Lo que es importante desde el punto de vista técnico
Construimos emisores de cuarzo en el rango infrarrojo y módulos de calefacción modulares basados en cómo se comporta realmente el vidrio: energía aplicada rápidamente, control preciso de las zonas a calentar y una respuesta de emisividad estable. La potencia se ajusta según la velocidad de la línea de producción, y la densidad se ajusta de modo que el vidrio alcance la temperatura deseada sin desperdiciar calor en el entorno. La respuesta es inmediata, por lo que la temperatura sigue el perfil requerido, sin excesos. El resultado es una uniformidad repetible en toda la superficie del vidrio, algo crucial cuando se miden distorsiones ópticas, deformaciones y estrés térmico en términos de micras.
Por qué es útil en nuestro trabajo
En el proceso de templado, el infrarrojo calienta rápidamente la superficie del vidrio, lo que permite lograr un gradiente adecuado para una compresión uniforme. En el proceso de doblado, los emisores se mueven siguiendo el contorno del molde, lo que reduce el tiempo de procesamiento al mismo tiempo que se mantienen bajo control las deformaciones y defectos ópticos. En el secado y curado de recubrimientos, la energía se aplica donde realmente es necesaria, lo que reduce la cantidad de orificios y mejora la adhesión, sin dañar el sustrato. En la laminación con EVA/SGP/PVB, un calor uniforme en toda la capa reduce el tiempo de presión y mejora la integridad de los bordes. En el caso del vidrio aislante, el infrarrojo precalienta el sello principal antes de aplicar el sellador secundario, lo que mejora la consistencia de los sellos y reduce los rechazos. Además, se consume menos energía, ya que solo se calienta el vidrio y no todo el área de trabajo.

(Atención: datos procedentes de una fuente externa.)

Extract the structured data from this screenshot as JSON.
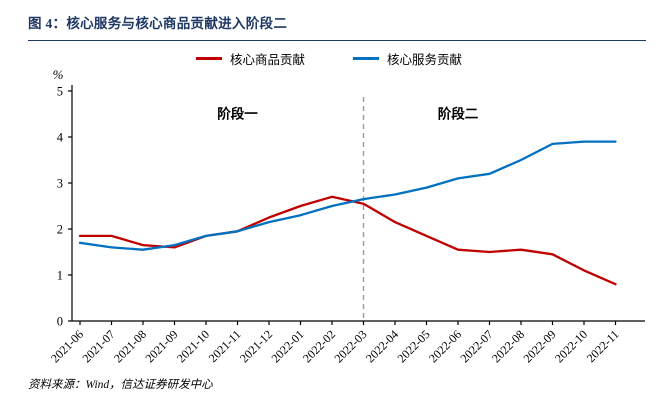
{
  "header": {
    "title": "图 4：核心服务与核心商品贡献进入阶段二"
  },
  "legend": [
    {
      "label": "核心商品贡献",
      "color": "#C00000"
    },
    {
      "label": "核心服务贡献",
      "color": "#0070C0"
    }
  ],
  "chart_data": {
    "type": "line",
    "title": "核心服务与核心商品贡献进入阶段二",
    "ylabel": "%",
    "xlabel": "",
    "ylim": [
      0,
      5
    ],
    "yticks": [
      0,
      1,
      2,
      3,
      4,
      5
    ],
    "grid": false,
    "legend_position": "top",
    "categories": [
      "2021-06",
      "2021-07",
      "2021-08",
      "2021-09",
      "2021-10",
      "2021-11",
      "2021-12",
      "2022-01",
      "2022-02",
      "2022-03",
      "2022-04",
      "2022-05",
      "2022-06",
      "2022-07",
      "2022-08",
      "2022-09",
      "2022-10",
      "2022-11"
    ],
    "series": [
      {
        "name": "核心商品贡献",
        "color": "#C00000",
        "values": [
          1.85,
          1.85,
          1.65,
          1.6,
          1.85,
          1.95,
          2.25,
          2.5,
          2.7,
          2.55,
          2.15,
          1.85,
          1.55,
          1.5,
          1.55,
          1.45,
          1.1,
          0.8
        ]
      },
      {
        "name": "核心服务贡献",
        "color": "#0070C0",
        "values": [
          1.7,
          1.6,
          1.55,
          1.65,
          1.85,
          1.95,
          2.15,
          2.3,
          2.5,
          2.65,
          2.75,
          2.9,
          3.1,
          3.2,
          3.5,
          3.85,
          3.9,
          3.9
        ]
      }
    ],
    "vline": {
      "category": "2022-03",
      "style": "dashed",
      "color": "#9b9b9b"
    },
    "annotations": [
      {
        "text": "阶段一",
        "x_category": "2021-11",
        "y": 4.4
      },
      {
        "text": "阶段二",
        "x_category": "2022-06",
        "y": 4.4
      }
    ]
  },
  "footer": {
    "source": "资料来源：Wind，信达证券研发中心"
  },
  "colors": {
    "title_navy": "#1F3864",
    "axis": "#000000",
    "vline_gray": "#9b9b9b"
  }
}
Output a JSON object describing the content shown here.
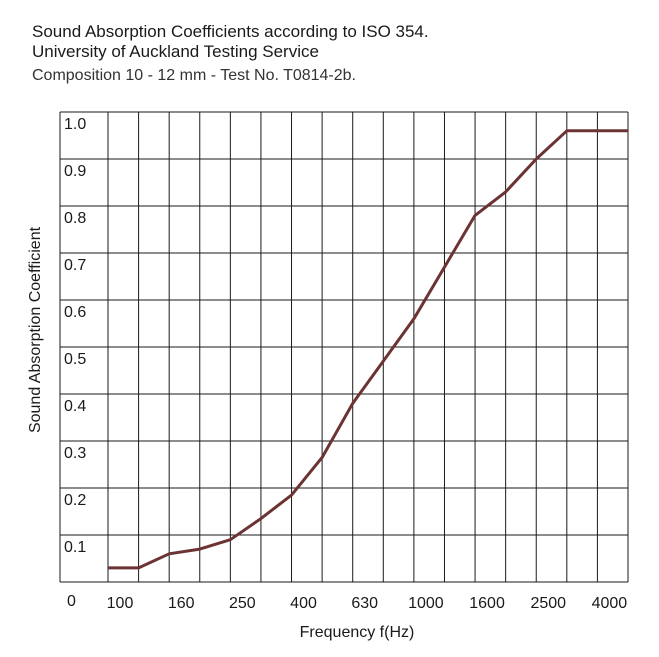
{
  "title_line1": "Sound Absorption Coefficients according to ISO 354.",
  "title_line2": "University of Auckland Testing Service",
  "subtitle": "Composition 10 - 12 mm - Test No. T0814-2b.",
  "chart_data": {
    "type": "line",
    "xlabel": "Frequency f(Hz)",
    "ylabel": "Sound Absorption Coefficient",
    "ylim": [
      0,
      1.0
    ],
    "y_ticks": [
      "0",
      "0.1",
      "0.2",
      "0.3",
      "0.4",
      "0.5",
      "0.6",
      "0.7",
      "0.8",
      "0.9",
      "1.0"
    ],
    "x_tick_labels": [
      "100",
      "160",
      "250",
      "400",
      "630",
      "1000",
      "1600",
      "2500",
      "4000"
    ],
    "x": [
      "100",
      "125",
      "160",
      "200",
      "250",
      "315",
      "400",
      "500",
      "630",
      "800",
      "1000",
      "1250",
      "1600",
      "2000",
      "2500",
      "3150",
      "4000",
      "5000"
    ],
    "values": [
      0.03,
      0.03,
      0.06,
      0.07,
      0.09,
      0.135,
      0.185,
      0.265,
      0.38,
      0.47,
      0.56,
      0.67,
      0.78,
      0.83,
      0.9,
      0.96,
      0.96,
      0.96
    ],
    "grid": true,
    "line_color": "#6b3333",
    "grid_color": "#1a1a1a"
  }
}
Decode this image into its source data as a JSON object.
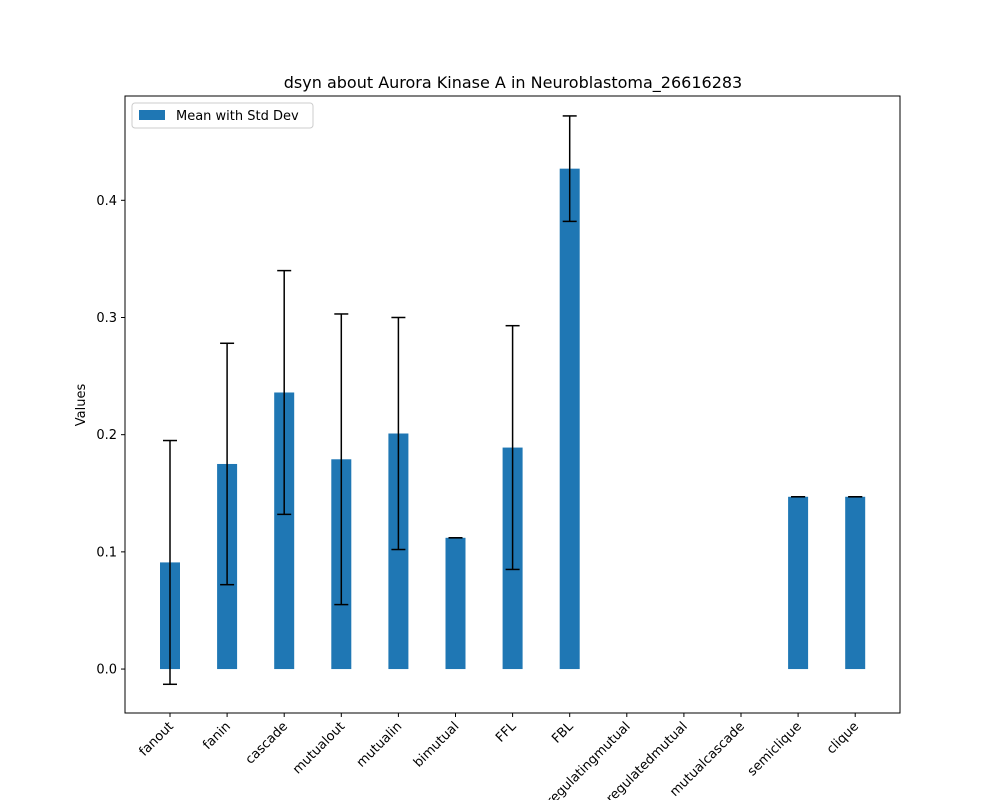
{
  "chart_data": {
    "type": "bar",
    "title": "dsyn about Aurora Kinase A in Neuroblastoma_26616283",
    "xlabel": "",
    "ylabel": "Values",
    "ylim": [
      -0.0375,
      0.489
    ],
    "yticks": [
      0.0,
      0.1,
      0.2,
      0.3,
      0.4
    ],
    "ytick_labels": [
      "0.0",
      "0.1",
      "0.2",
      "0.3",
      "0.4"
    ],
    "categories": [
      "fanout",
      "fanin",
      "cascade",
      "mutualout",
      "mutualin",
      "bimutual",
      "FFL",
      "FBL",
      "regulatingmutual",
      "regulatedmutual",
      "mutualcascade",
      "semiclique",
      "clique"
    ],
    "series": [
      {
        "name": "Mean with Std Dev",
        "color": "#1f77b4",
        "values": [
          0.091,
          0.175,
          0.236,
          0.179,
          0.201,
          0.112,
          0.189,
          0.427,
          null,
          null,
          null,
          0.147,
          0.147
        ],
        "errors": [
          0.104,
          0.103,
          0.104,
          0.124,
          0.099,
          0.0,
          0.104,
          0.045,
          null,
          null,
          null,
          0.0,
          0.0
        ]
      }
    ],
    "legend": {
      "position": "top-left",
      "label": "Mean with Std Dev"
    },
    "grid": false
  }
}
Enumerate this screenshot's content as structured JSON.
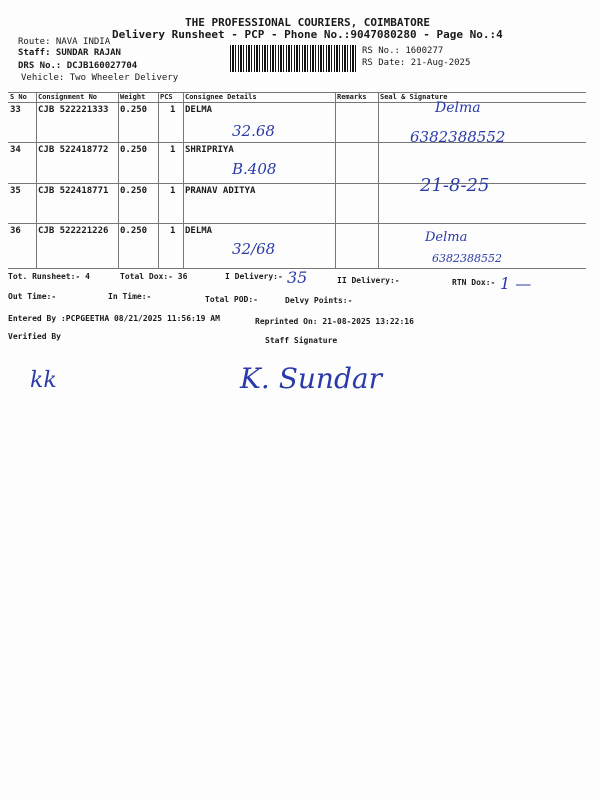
{
  "header": {
    "company": "THE PROFESSIONAL COURIERS, COIMBATORE",
    "title": "Delivery Runsheet - PCP - Phone No.:9047080280 - Page No.:4",
    "route": "Route: NAVA INDIA",
    "staff": "Staff: SUNDAR RAJAN",
    "drs": "DRS No.: DCJB160027704",
    "vehicle": "Vehicle: Two Wheeler Delivery",
    "rs_no": "RS No.: 1600277",
    "rs_date": "RS Date: 21-Aug-2025"
  },
  "table": {
    "columns": [
      "S No",
      "Consignment No",
      "Weight",
      "PCS",
      "Consignee Details",
      "Remarks",
      "Seal & Signature"
    ],
    "rows": [
      {
        "sno": "33",
        "cons": "CJB 522221333",
        "weight": "0.250",
        "pcs": "1",
        "name": "DELMA"
      },
      {
        "sno": "34",
        "cons": "CJB 522418772",
        "weight": "0.250",
        "pcs": "1",
        "name": "SHRIPRIYA"
      },
      {
        "sno": "35",
        "cons": "CJB 522418771",
        "weight": "0.250",
        "pcs": "1",
        "name": "PRANAV ADITYA"
      },
      {
        "sno": "36",
        "cons": "CJB 522221226",
        "weight": "0.250",
        "pcs": "1",
        "name": "DELMA"
      }
    ]
  },
  "summary": {
    "tot_runsheet": "Tot. Runsheet:- 4",
    "total_dox": "Total Dox:-  36",
    "i_delivery": "I Delivery:-",
    "ii_delivery": "II Delivery:-",
    "rtn_dox": "RTN Dox:-",
    "out_time": "Out Time:-",
    "in_time": "In Time:-",
    "total_pod": "Total POD:-",
    "delvy_points": "Delvy Points:-",
    "entered_by": "Entered By :PCPGEETHA 08/21/2025 11:56:19 AM",
    "reprinted_on": "Reprinted On: 21-08-2025 13:22:16",
    "verified_by": "Verified By",
    "staff_signature": "Staff Signature"
  },
  "handwriting": {
    "r33_note": "32.68",
    "r33_sig": "Delma",
    "r33_phone": "6382388552",
    "r34_note": "B.408",
    "r34_sig": "21-8-25",
    "r36_note": "32/68",
    "r36_sig": "Delma",
    "r36_phone": "6382388552",
    "i_delivery": "35",
    "rtn": "1 —",
    "verified": "kk",
    "staff": "K. Sundar"
  },
  "ink_color": "#2a3aa8"
}
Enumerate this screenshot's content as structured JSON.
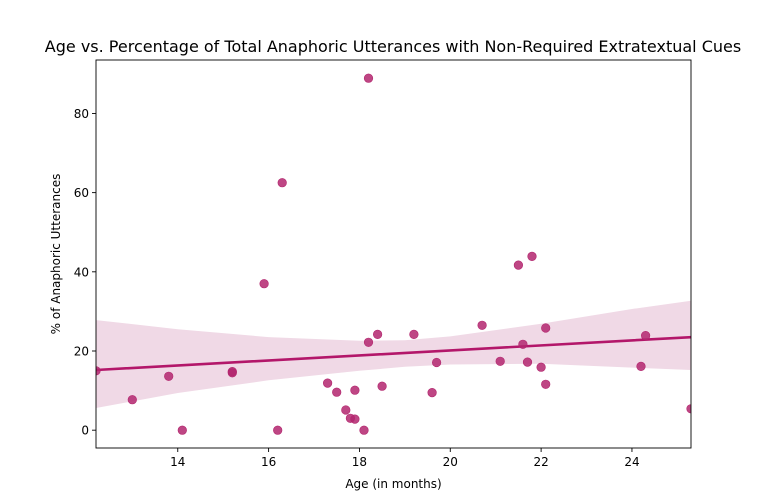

Qué hay que tener en cuenta
El infrarrojo funciona mejor cuando la línea de producción está adecuadamente configurada. Es necesario coordinar la distancia entre los emisores, su orientación y la emisividad del vidrio. El vidrio transparente se comporta de manera diferente al vidrio recubierto o teñido. También es importante asegurarse de que haya superficies limpias y reflectantes para mantener la uniformidad en los resultados.
La buena noticia es que la instalación de estos sistemas es sencilla en la mayoría de los hornos, laminadoras, estaciones de doblado y líneas de sellado con IG. Adaptamos los módulos a las características de su equipo existente, de modo que pueda reemplazarlos sin tener que desmontar toda la máquina.